A short time later they were sitting under the neon light of the sparsely populated cafeteria in the hospital. Starsky was struggling to get a dry cheese-ham sandwich down, while Hutch was picking at a limp salad.

 

“I’m glad that Judith is gonna be released tomorrow,” Starsky said. “I never wanted her to become ill because of my cooking.”

 

“You planned a dinner for two – now you have it,” Hutch smiled and quirked an eyebrow.

 

“Yeah, first class…” Starsky said, eyeing the inhospitable ambience. “I know!” Starsky’s face lit up. “Tomorrow is another day. Judith is going to feel better and she will stay one more day in Bay City. I’m going to cook another dinner for you two. I remember Huggy telling me about a light meal that is easy to cook and has a unique taste. Let’s…”

 

“Thanks buddy.” Hutch’s hand covered Starsky’s and he smiled affectionately.

 

“You took me by surprise tonight when I came home and saw the set table and the candles and the music… for a moment I was confused,” Hutch chuckled, and squeezed Starsky’s hand once more. “Thanks for arranging the date with Judith, pal. If Judith is feeling better tomorrow, let’s try the new restaurant near my place. I want you to be with us, including your hot date from last Friday…”

 

“Chrissie?
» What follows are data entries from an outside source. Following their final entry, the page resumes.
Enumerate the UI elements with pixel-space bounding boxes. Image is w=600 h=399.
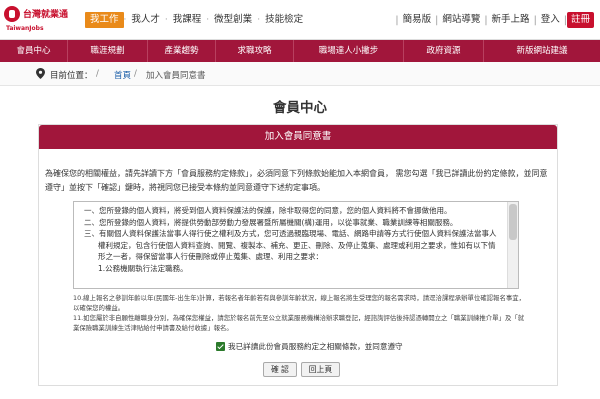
logo-icon (4, 6, 20, 22)
mainnav-item-feedback[interactable]: 新版網站建議 (484, 40, 600, 62)
main-nav: 會員中心 職涯規劃 產業趨勢 求職攻略 職場達人小撇步 政府資源 新版網站建議 (0, 40, 600, 62)
term-item: 權利規定，包含行使個人資料查詢、閱覽、複製本、補充、更正、刪除、及停止蒐集、處理… (98, 240, 496, 250)
term-item: 一、您所登錄的個人資料，將受到個人資料保護法的保護，除非取得您的同意，您的個人資… (84, 206, 452, 215)
page-title: 會員中心 (273, 100, 327, 116)
agreement-panel: 加入會員同意書 為確保您的相關權益，請先詳讀下方「會員服務約定條款」，必須同意下… (38, 124, 558, 386)
utility-links: | 簡易版 | 網站導覽 | 新手上路 | 登入 | 註冊 (395, 12, 594, 28)
term-item: 三、有關個人資料保護法當事人得行使之權利及方式，您可透過親臨現場、電話、網路申請… (84, 229, 497, 239)
term-item: 形之一者，得保留當事人行使刪除或停止蒐集、處理、利用之要求： (98, 252, 323, 262)
term-item: 二、您所登錄的個人資料，將提供勞動部勞動力發展署暨所屬機關(構)運用，以從事就業… (84, 217, 458, 227)
breadcrumb: 目前位置： / 首頁 / 加入會員同意書 (0, 62, 600, 86)
agree-label: 我已詳讀此份會員服務約定之相關條款，並同意遵守 (228, 342, 403, 351)
back-button[interactable]: 回上頁 (300, 362, 341, 377)
simple-version-link[interactable]: 簡易版 (399, 12, 436, 28)
breadcrumb-separator: / (96, 69, 99, 79)
note-item: 11.如您屬於非自願性離職身分別，為確保您權益，請您於報名前先至公立就業服務機構… (73, 314, 525, 332)
mainnav-item-industry[interactable]: 產業趨勢 (148, 40, 216, 62)
mainnav-item-jobtips[interactable]: 求職攻略 (216, 40, 294, 62)
sitemap-link[interactable]: 網站導覽 (438, 12, 484, 28)
action-buttons: 確 認 回上頁 (263, 362, 341, 377)
topnav-item-course[interactable]: 我課程 (168, 12, 207, 28)
term-item: 1.公務機關執行法定職務。 (98, 263, 188, 273)
panel-title: 加入會員同意書 (39, 125, 557, 149)
taiwanjobs-logo[interactable]: 台灣就業通 TaiwanJobs (4, 4, 80, 36)
agree-checkbox[interactable] (216, 342, 225, 351)
topnav-item-skills[interactable]: 技能檢定 (260, 12, 308, 28)
confirm-button[interactable]: 確 認 (263, 362, 297, 377)
register-button[interactable]: 註冊 (566, 12, 594, 28)
top-nav: 我工作 ‧ 我人才 ‧ 我課程 ‧ 微型創業 ‧ 技能檢定 (85, 12, 308, 28)
terms-scrollbar[interactable] (507, 202, 518, 288)
location-pin-icon (36, 68, 45, 79)
mainnav-item-gov[interactable]: 政府資源 (404, 40, 484, 62)
topnav-item-talent[interactable]: 我人才 (126, 12, 165, 28)
login-link[interactable]: 登入 (537, 12, 564, 28)
guide-link[interactable]: 新手上路 (488, 12, 534, 28)
note-item: 10.線上報名之參訓年齡以年(民國年-出生年)計算，若報名者年齡若有與參訓年齡狀… (73, 294, 526, 312)
intro-text: 為確保您的相關權益，請先詳讀下方「會員服務約定條款」，必須同意下列條款始能加入本… (45, 169, 548, 192)
scrollbar-thumb[interactable] (509, 204, 517, 240)
breadcrumb-label: 目前位置： (50, 71, 93, 81)
mainnav-item-career[interactable]: 職涯規劃 (68, 40, 148, 62)
logo-title: 台灣就業通 (23, 10, 69, 20)
terms-box[interactable]: 一、您所登錄的個人資料，將受到個人資料保護法的保護，除非取得您的同意，您的個人資… (73, 201, 519, 289)
logo-subtitle: TaiwanJobs (6, 25, 44, 32)
terms-content: 一、您所登錄的個人資料，將受到個人資料保護法的保護，除非取得您的同意，您的個人資… (74, 202, 508, 288)
topnav-item-job[interactable]: 我工作 (85, 12, 124, 28)
breadcrumb-current: 加入會員同意書 (146, 71, 206, 81)
top-bar: 台灣就業通 TaiwanJobs 我工作 ‧ 我人才 ‧ 我課程 ‧ 微型創業 … (0, 0, 600, 40)
mainnav-item-member[interactable]: 會員中心 (0, 40, 68, 62)
topnav-item-startup[interactable]: 微型創業 (209, 12, 257, 28)
notes: 10.線上報名之參訓年齡以年(民國年-出生年)計算，若報名者年齡若有與參訓年齡狀… (73, 293, 525, 333)
agree-checkbox-row[interactable]: 我已詳讀此份會員服務約定之相關條款，並同意遵守 (216, 341, 403, 352)
mainnav-item-tips[interactable]: 職場達人小撇步 (294, 40, 404, 62)
breadcrumb-separator: / (134, 69, 137, 79)
breadcrumb-home-link[interactable]: 首頁 (114, 69, 131, 81)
Yeah, I can call her.” Starsky locked glances with his friend. The spark was back in Hutch’s eyes, and the lightly flushed cheeks were proof enough for Starsky that his friend was on his way to recover completely. Thanks to Judith.

 

“Thank you for being here with me, pal,” Hutch said. Both leaned back, knowing that come what may they went through it together.